È l’urlo di dolore di una donna ferita. È la madre di uno dei nove ragazzi arrestati nell’ambito dell’inchiesta aretina sulla baby gang che si faceva chiamare Famiglia Montana.

La donna ha scritto una lettera aperta al vice sindaco Lucia Tanti, che preferisce non replicare. "Per loro il carcere è il primo passo", aveva detto la titolare della delega alle Politiche sociali dopo aver dato la disponibilità del Comune a farsi carico dei giovani.

La madre, che chiede di restare anonima, si sfoga con durezza, toccando anche temi delicati, come l’età dei giovani coinvolti: "In psicologia l’adolescenza viene definita una seconda rinascita: è uno dei periodi più ingrati del ragazzo. C’è il distacco e il giovane inizia la sua nuova strada imparando a conoscere il mondo. Come può conoscere un buon mondo ed essere un uomo civile un ragazzo che arriva con una barca, dove viene picchiato, e dorme per un anno in un garage ad Arezzo? Mi riferisco al capo banda arrestato..." attacca.

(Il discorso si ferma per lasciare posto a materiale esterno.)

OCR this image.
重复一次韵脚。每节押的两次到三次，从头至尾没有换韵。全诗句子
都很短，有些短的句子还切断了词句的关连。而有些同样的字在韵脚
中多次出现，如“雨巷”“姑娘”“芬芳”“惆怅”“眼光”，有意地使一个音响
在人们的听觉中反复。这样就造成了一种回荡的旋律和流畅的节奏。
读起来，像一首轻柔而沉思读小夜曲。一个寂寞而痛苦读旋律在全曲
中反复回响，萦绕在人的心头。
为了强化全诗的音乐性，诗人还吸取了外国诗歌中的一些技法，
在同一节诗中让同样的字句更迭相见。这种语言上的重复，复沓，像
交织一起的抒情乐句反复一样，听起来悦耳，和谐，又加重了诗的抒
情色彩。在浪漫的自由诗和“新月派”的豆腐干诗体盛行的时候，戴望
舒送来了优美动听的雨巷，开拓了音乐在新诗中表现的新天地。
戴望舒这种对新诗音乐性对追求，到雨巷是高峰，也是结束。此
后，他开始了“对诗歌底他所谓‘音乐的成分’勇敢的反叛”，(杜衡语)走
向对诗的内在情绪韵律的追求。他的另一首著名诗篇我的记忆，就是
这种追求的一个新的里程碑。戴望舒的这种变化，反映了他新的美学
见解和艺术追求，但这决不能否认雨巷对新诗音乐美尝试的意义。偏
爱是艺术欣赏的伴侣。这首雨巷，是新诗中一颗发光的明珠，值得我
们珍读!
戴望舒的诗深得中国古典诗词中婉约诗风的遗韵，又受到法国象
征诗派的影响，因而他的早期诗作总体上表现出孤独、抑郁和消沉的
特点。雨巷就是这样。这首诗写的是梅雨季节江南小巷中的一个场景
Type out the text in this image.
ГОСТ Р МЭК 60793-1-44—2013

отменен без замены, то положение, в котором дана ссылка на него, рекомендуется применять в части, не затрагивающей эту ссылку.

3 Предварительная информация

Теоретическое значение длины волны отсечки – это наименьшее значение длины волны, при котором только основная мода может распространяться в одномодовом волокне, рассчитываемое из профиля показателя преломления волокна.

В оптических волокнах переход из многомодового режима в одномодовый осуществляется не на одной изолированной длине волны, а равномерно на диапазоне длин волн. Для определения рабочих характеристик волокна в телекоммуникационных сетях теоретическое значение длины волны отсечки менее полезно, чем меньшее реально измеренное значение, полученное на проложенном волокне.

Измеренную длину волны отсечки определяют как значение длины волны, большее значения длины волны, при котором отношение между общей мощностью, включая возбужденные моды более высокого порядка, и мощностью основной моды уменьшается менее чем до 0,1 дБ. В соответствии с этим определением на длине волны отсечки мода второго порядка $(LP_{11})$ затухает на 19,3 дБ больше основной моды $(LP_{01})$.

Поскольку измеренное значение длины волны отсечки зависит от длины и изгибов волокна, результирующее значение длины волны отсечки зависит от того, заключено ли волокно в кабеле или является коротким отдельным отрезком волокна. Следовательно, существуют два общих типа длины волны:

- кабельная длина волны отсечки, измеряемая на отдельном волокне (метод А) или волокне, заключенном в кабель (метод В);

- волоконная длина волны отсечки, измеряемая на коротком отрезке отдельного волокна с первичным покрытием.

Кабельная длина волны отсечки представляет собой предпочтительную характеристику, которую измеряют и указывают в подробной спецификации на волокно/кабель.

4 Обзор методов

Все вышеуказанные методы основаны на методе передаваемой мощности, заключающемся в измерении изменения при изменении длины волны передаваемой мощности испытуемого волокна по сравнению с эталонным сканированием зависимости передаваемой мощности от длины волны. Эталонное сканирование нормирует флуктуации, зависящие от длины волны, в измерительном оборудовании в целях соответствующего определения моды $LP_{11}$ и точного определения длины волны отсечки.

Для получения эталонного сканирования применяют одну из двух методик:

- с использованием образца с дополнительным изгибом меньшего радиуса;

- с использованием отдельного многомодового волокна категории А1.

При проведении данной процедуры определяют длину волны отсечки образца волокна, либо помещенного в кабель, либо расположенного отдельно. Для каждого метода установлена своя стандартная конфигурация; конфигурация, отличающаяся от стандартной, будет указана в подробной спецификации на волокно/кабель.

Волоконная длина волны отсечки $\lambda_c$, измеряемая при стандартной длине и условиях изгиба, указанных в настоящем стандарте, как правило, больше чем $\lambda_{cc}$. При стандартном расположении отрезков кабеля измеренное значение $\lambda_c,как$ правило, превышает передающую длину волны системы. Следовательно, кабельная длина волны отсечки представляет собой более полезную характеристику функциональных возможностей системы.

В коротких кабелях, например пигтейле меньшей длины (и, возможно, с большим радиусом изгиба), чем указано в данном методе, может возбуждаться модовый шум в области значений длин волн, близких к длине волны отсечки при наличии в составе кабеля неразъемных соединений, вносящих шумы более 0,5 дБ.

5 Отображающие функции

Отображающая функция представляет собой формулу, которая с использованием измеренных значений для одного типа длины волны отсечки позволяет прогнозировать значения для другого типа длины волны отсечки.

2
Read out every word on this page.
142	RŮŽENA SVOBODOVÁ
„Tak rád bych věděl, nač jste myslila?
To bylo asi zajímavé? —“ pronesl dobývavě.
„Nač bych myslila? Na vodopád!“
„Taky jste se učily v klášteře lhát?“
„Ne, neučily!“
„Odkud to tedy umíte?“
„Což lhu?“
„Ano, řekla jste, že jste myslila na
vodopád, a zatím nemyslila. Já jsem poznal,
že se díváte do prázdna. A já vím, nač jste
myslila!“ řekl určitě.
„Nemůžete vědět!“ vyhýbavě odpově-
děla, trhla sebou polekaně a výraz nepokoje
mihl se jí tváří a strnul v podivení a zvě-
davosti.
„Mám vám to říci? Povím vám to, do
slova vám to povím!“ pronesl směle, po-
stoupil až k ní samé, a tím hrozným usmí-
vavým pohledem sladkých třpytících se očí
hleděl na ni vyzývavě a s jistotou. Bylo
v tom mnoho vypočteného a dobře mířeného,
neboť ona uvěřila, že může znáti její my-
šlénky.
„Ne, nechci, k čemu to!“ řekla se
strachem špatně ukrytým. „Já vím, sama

I toni sono alti, le domande dirette: "Il bullismo è una piaga ormai molto diffusa in particolar modo negli adolescenti immigrati non integrati nella società. Questo problema va combattuto con politiche sociali adeguate e mirate. Cosa sta facendo per questo?".

La madre riesce anche ad ammettere che "il carcere è giusto" ma solo "dopo che c’è stato il tentativo di un intervento serio e costante del sistema sociale, che, in questo caso non c’è assolutamente stato".

La notizia di cronaca nera che allo stesso tempo diventa un dramma privato: "Chi le scrive è una mamma che sta cercando di aiutare questi adolescenti a elaborare la loro rabbia e uscire dalla loro fragilità e vergogna, affinché non diventino leader negativi così da imitare chi è stato messo in carcere diventando così il portabandiera di un disagio sociale non visto" si arrabbia l’anonima mamma.

Nel frattempo sul profilo del trapper Welid Montana si fanno dirette su Instagram, un’oretta di dialoghi in italiano e marocchino a cui partecipano anche un centinaio di persone.

Tutto legittimo perché il cantante di musica trap ai domiciliari nel nord Italia, nel provvedimento del gip di Arezzo non ha il divieto di comunicazione con l’esterno. I social sono l’ambiente dove la gang è nata e restano un luogo d’incontro tuttora utilizzato. Sono passate anche da lì le indagini degli inquirenti dopo le rapine, estorsioni e minacce con protagonista la baby gang Chi indaga ha trovato immagini e video di pistole, coltelli e minacce contro la polizia.

Le nove misure cautelari (sei arrestati e tre inviati in comunità) disposte dalla giustizia minorile, potrebbero ora indirizzare l’inchiesta verso ragazzi maggiorenni della baby gang aretina.